All the data from Intance A is arriving perfectly well into /var/log/app.log.
However, some events are missing in Splunk.
Would you have any idea about the potential issue please?
Thank you very much in advance
If instance B is Splunk instance, I would suggest that you use tcp input in inputs.conf, no need to route through rsyslog.
i.e
[tcp://instanceA:514]
For more information refer TCP section in inputs.conf spec.
Think he is using UDP 514, than rsyslog is a very good Idea.
Otherwise you loose data everytime splunk is restarting
I have to use UDP 514 indeed but all the data is arriving well to the file (plus it's just data from the same VPC no very low risk of losing datagrams). So udp is fine, just Splunk not indexing everything from the file.
We have been using both syslog forwarding as well as TCP listen provided by Splunk for on boarding data from different sources such as firewall which produces large chunk of data. Yet, we are getting all data on boarded.
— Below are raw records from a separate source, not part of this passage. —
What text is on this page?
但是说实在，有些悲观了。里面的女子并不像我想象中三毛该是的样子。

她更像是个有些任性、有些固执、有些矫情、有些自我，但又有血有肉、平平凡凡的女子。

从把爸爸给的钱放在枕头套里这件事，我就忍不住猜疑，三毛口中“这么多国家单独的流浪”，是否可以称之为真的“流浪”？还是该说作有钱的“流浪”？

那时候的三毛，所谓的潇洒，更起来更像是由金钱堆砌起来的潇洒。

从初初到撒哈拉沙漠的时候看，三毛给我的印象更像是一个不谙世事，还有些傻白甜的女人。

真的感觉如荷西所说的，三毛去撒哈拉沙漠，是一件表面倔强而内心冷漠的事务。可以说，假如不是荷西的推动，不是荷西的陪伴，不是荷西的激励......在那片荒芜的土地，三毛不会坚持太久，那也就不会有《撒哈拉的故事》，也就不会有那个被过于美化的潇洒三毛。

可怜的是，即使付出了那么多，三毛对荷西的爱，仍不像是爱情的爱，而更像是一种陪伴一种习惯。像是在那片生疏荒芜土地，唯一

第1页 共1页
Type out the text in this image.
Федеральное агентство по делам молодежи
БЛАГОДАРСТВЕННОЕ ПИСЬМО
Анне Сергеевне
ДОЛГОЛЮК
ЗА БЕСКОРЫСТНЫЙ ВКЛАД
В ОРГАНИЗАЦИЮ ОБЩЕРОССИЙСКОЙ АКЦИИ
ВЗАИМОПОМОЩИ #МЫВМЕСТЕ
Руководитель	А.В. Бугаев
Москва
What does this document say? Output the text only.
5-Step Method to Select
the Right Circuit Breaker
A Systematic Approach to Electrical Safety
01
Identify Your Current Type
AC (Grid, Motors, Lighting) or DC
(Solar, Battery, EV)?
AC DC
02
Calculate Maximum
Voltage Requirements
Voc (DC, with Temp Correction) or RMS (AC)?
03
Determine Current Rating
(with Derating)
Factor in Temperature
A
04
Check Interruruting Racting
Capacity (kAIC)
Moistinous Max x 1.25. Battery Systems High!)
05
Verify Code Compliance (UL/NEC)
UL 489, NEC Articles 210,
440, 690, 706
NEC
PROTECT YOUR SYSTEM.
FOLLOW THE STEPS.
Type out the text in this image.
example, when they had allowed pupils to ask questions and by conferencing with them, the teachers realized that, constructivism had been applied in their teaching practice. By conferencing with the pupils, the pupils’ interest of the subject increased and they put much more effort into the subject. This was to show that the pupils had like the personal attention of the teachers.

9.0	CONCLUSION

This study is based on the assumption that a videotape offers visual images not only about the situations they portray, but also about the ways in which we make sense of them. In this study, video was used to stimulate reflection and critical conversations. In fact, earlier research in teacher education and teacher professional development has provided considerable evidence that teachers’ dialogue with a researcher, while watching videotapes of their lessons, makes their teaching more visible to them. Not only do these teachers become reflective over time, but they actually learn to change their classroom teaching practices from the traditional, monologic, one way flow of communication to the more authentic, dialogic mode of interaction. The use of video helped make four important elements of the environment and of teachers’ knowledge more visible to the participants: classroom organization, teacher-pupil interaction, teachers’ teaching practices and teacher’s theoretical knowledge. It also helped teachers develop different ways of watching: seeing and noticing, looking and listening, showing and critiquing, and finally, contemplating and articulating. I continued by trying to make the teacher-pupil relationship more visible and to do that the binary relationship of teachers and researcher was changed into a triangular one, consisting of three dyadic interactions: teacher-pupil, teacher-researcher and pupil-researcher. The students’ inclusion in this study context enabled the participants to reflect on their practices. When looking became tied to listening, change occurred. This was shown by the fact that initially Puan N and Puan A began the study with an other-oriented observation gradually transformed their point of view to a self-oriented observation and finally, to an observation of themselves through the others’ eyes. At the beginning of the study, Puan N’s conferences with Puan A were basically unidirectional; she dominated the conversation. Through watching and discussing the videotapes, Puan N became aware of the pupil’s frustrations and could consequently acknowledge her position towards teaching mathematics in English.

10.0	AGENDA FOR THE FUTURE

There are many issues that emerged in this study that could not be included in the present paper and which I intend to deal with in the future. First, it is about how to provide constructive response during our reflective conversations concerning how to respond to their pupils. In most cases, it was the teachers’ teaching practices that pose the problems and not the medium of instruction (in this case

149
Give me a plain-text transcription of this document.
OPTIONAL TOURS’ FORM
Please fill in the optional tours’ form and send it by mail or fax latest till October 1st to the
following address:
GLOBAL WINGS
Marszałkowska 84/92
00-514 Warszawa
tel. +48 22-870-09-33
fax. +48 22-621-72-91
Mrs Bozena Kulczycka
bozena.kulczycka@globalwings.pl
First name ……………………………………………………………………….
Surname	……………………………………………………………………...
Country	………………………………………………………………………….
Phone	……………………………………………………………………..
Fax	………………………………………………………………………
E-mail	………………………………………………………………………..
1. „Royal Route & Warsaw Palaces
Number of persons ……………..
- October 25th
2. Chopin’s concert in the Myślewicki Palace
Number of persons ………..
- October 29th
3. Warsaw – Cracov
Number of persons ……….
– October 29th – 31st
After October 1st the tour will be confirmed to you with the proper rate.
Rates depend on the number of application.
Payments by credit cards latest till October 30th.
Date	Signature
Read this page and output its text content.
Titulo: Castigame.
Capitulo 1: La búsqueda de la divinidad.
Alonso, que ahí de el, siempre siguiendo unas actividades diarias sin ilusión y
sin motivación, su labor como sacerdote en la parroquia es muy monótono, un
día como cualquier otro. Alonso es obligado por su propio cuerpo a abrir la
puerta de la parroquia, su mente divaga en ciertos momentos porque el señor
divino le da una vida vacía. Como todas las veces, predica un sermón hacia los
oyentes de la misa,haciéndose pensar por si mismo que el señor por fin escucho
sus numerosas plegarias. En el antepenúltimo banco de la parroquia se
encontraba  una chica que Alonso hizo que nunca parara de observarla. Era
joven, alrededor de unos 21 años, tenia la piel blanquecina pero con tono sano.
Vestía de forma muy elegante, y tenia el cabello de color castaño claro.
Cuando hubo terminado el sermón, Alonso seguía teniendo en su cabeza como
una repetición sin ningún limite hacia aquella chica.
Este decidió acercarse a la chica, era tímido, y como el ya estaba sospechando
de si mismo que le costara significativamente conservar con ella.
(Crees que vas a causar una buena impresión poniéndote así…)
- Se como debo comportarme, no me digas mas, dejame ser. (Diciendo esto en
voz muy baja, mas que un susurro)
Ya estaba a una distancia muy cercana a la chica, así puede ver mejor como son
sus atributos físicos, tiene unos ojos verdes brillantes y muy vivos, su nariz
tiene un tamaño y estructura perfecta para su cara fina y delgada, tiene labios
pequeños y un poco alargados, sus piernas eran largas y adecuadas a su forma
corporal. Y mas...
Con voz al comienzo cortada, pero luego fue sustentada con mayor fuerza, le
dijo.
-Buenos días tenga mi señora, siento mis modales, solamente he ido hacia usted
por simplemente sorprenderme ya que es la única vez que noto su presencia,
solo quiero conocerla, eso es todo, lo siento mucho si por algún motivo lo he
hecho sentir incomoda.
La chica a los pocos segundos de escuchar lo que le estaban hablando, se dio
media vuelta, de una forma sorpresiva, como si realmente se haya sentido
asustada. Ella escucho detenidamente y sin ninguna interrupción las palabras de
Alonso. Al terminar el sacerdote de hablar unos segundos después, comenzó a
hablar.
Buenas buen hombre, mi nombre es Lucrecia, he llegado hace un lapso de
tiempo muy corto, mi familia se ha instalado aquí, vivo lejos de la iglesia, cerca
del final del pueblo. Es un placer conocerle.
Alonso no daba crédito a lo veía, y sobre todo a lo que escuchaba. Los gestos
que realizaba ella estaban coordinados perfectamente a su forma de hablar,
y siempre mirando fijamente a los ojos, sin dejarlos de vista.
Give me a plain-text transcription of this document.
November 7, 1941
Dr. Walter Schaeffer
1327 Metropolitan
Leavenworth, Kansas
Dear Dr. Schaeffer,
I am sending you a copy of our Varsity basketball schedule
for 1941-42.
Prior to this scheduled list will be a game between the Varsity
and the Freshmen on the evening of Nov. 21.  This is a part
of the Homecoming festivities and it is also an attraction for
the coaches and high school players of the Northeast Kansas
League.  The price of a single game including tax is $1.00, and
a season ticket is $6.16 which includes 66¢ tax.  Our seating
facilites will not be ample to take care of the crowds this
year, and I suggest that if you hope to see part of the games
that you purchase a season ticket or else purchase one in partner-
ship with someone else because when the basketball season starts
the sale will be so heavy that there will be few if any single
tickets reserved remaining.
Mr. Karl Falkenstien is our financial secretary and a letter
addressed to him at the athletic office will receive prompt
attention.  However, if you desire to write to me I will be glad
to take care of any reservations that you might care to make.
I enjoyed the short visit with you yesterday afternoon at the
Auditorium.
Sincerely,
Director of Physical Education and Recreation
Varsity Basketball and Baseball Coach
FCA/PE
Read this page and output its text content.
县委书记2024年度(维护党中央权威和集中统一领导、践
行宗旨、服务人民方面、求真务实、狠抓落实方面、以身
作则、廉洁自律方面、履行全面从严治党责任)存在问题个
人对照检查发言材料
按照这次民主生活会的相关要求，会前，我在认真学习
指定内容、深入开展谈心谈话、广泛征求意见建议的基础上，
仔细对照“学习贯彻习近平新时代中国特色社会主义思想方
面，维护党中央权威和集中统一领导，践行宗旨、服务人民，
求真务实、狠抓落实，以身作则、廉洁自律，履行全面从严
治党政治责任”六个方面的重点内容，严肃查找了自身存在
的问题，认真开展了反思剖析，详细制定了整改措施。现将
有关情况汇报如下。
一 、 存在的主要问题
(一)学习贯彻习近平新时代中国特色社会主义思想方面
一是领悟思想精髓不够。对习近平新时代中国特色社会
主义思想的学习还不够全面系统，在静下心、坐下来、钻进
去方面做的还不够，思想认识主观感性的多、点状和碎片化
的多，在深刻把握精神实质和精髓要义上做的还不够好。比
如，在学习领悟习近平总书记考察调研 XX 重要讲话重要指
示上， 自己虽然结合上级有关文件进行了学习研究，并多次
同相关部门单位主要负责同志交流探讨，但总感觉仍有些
Can you find out any pattern in data that's missed ? Do you have any log rotation policy?
Yes we do have logrotation policy. It looks like that the log rotate is the issue but I am not entirely sure yet. Is it the same on your side? .
Apparantly that's the log rotation which breaks everything even if i try putting a higher initCrcLength or crcSalt=.
Are you sure it is "missing"?
We had a multiple problems with time extracion.
- another timstamp in the message, that was pickup as time
- an ID was picked-up as Epoch time
- wrong cut-off for timestamp. (timestamp without year followed by IP address. first 2 digits of the IP where used as YEAR
To see if the timestamp is wrong, start a real-time search. Just watch the timeline for events popping up in the past.
If they pop up in the past, you have to alter the props.conf for time extraction
I am going to try realtime search right now but when I check if the data is arriving, I do a very general search specifically looking for content in the _raw, no sourcetype or source filter.